Last weekend we celebrated Katie's 5th birthday with the ultimate little girl's party, complete with a pony. Yes, I'm a total sucker. Yes, I realize I'm trying to relive childhood. And yes, I am a glutton for punishment.

But, Katie had a blast, and the look on her face when she saw and rode the pony was priceless, so it was all worth it. I enjoyed watching her play with her friends, and seeing how much that circle continues to grow each year. I actually even relaxed and enjoyed some of the party myself.

It's been an incredibly tough year for Katie, and I wanted to do something extra special for this birthday. She loves a good party better than anyone I know, and it was fun watching her be spoiled rotten for a few hours. If anyone deserves it she does - she's had more responsibility, stress and emotions than most kids will have in their entire childhood wrapped up in the last 12 months.
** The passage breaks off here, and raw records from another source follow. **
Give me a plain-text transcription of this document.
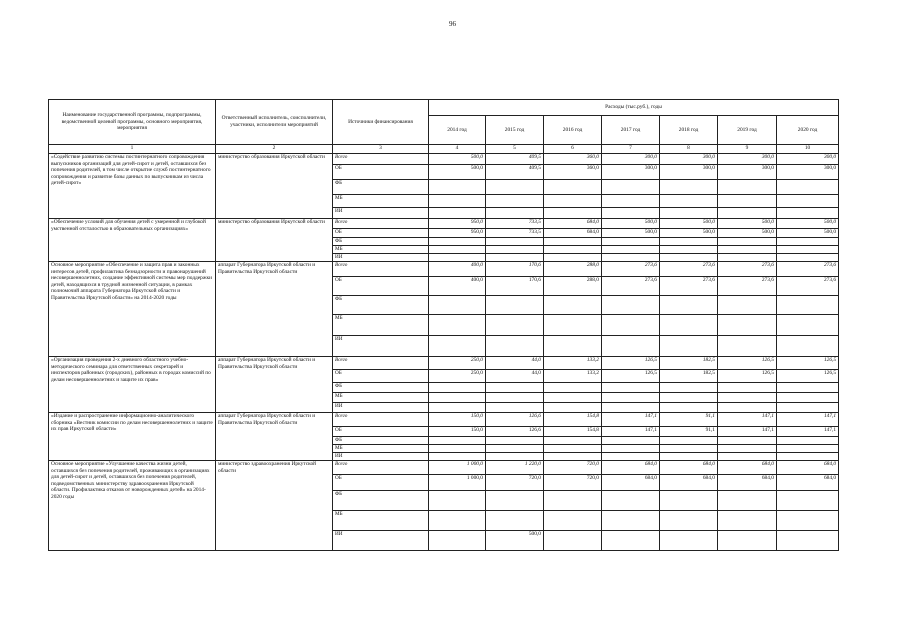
96
Наименование государственной программы, подпрограммы, ведомственной целевой программы, основного мероприятия, мероприятия	Ответственный исполнитель, соисполнители, участники, исполнители мероприятий	Источники финансирования	Расходы (тыс.руб.), годы						
			2014 год	2015 год	2016 год	2017 год	2018 год	2019 год	2020 год
1	2	3	4	5	6	7	8	9	10
«Содействие развитию системы постинтернатного сопровождения выпускников организаций для детей-сирот и детей, оставшихся без попечения родителей, в том числе открытие служб постинтернатного сопровождения и развитие базы данных по выпускникам из числа детей-сирот»	министерство образования Иркутской области	Всего	500,0	409,5	360,0	300,0	300,0	300,0	300,0
		ОБ	500,0	409,5	360,0	300,0	300,0	300,0	300,0
		ФБ							
		МБ							
		ИИ							
«Обеспечение условий для обучения детей с умеренной и глубокой умственной отсталостью в образовательных организациях»	министерство образования Иркутской области	Всего	950,0	733,5	684,0	500,0	500,0	500,0	500,0
		ОБ	950,0	733,5	684,0	500,0	500,0	500,0	500,0
		ФБ							
		МБ							
		ИИ							
Основное мероприятие «Обеспечение и защита прав и законных интересов детей, профилактика безнадзорности и правонарушений несовершеннолетних, создание эффективной системы мер поддержки детей, находящихся в трудной жизненной ситуации, в рамках полномочий аппарата Губернатора Иркутской области и Правительства Иркутской области» на 2014-2020 годы	аппарат Губернатора Иркутской области и Правительства Иркутской области	Всего	400,0	170,6	288,0	273,6	273,6	273,6	273,6
		ОБ	400,0	170,6	288,0	273,6	273,6	273,6	273,6
		ФБ							
		МБ							
		ИИ							
«Организация проведения 2-х дневного областного учебно-методического семинара для ответственных секретарей и инспекторов районных (городских), районных в городах комиссий по делам несовершеннолетних и защите их прав»	аппарат Губернатора Иркутской области и Правительства Иркутской области	Всего	250,0	44,0	133,2	126,5	182,5	126,5	126,5
		ОБ	250,0	44,0	133,2	126,5	182,5	126,5	126,5
		ФБ							
		МБ							
		ИИ							
«Издание и распространение информационно-аналитического сборника «Вестник комиссии по делам несовершеннолетних и защите их прав Иркутской области»	аппарат Губернатора Иркутской области и Правительства Иркутской области	Всего	150,0	126,6	154,8	147,1	91,1	147,1	147,1
		ОБ	150,0	126,6	154,8	147,1	91,1	147,1	147,1
		ФБ							
		МБ							
		ИИ							
Основное мероприятие «Улучшение качества жизни детей, оставшихся без попечения родителей, проживающих в организациях для детей-сирот и детей, оставшихся без попечения родителей, подведомственных министерству здравоохранения Иркутской области. Профилактика отказов от новорожденных детей» на 2014-2020 годы	министерство здравоохранения Иркутской области	Всего	1 000,0	1 220,0	720,0	684,0	684,0	684,0	684,0
		ОБ	1 000,0	720,0	720,0	684,0	684,0	684,0	684,0
		ФБ							
		МБ							
		ИИ		500,0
I'm glad to see that she is finally starting to move past it a little bit, and get back to just being a kid.

I credit the success of the party to a few tricks I've figured out after 5 years of trial and error with children's party. For those of you who have kids just entering the party age, let me pass on some of these nuggets of wisdom regarding children's parties.

  1. Don't even think of organizing a game. Half the kids are afraid of blindfolds. The other half are all too busy picking their noses, digging in sand or running in circles to pay attention to the instructions.
  2. Skip the piñata. Yes, it's so cute to see little ones whack the heck out of a paper maché pony, but really, it's a liability. I was only hit once this year (a record, I think), but it was a good blow to the head, and it still hurts when I brush my hair. No piñata next year. Period.
  3. Know the people you invite. I invited Katie's entire class (10 kids) because they have a rule at her preschool that if you want to invite one kid, you have to invite all, or none at all. It made for an awkward beginning and it was nearly impossible to break the ice with some of the party-goers, adults and children alike. On the plus side, I now know who to avoid at preschool get-togethers.
  4. Dollar store cowboy hats are not a good investment. They leave a ring of color on your kids' heads that do not come off. Ever.
  5. Have adult drinks. You will need them by the end of the first hour. Trust me. You may want to share them with parents who are spending the afternoon, as well. The parents relax and let the kids play while they visit, and the kids learn not to cling to mommy like cat hair on black pants. Read "The Three Martini Playdate" for inspiration in this area.
  6. Lock the children out of the house. Allow them in only for party breaks. This serves two purposes - one, it gives the parents a space where they can go for quick doses of sanity and refills of item #5 above. Two, it helps with the aftermath that comes after a tidal wave of children descend upon your home. A little, at least.
I think we can say that the party was a success. Katie had a blast and honestly, I did, too. After the initial hour or two's awkward moments, everyone mellowed out, relaxed and enjoyed a nice, muggy central Virgina afternoon.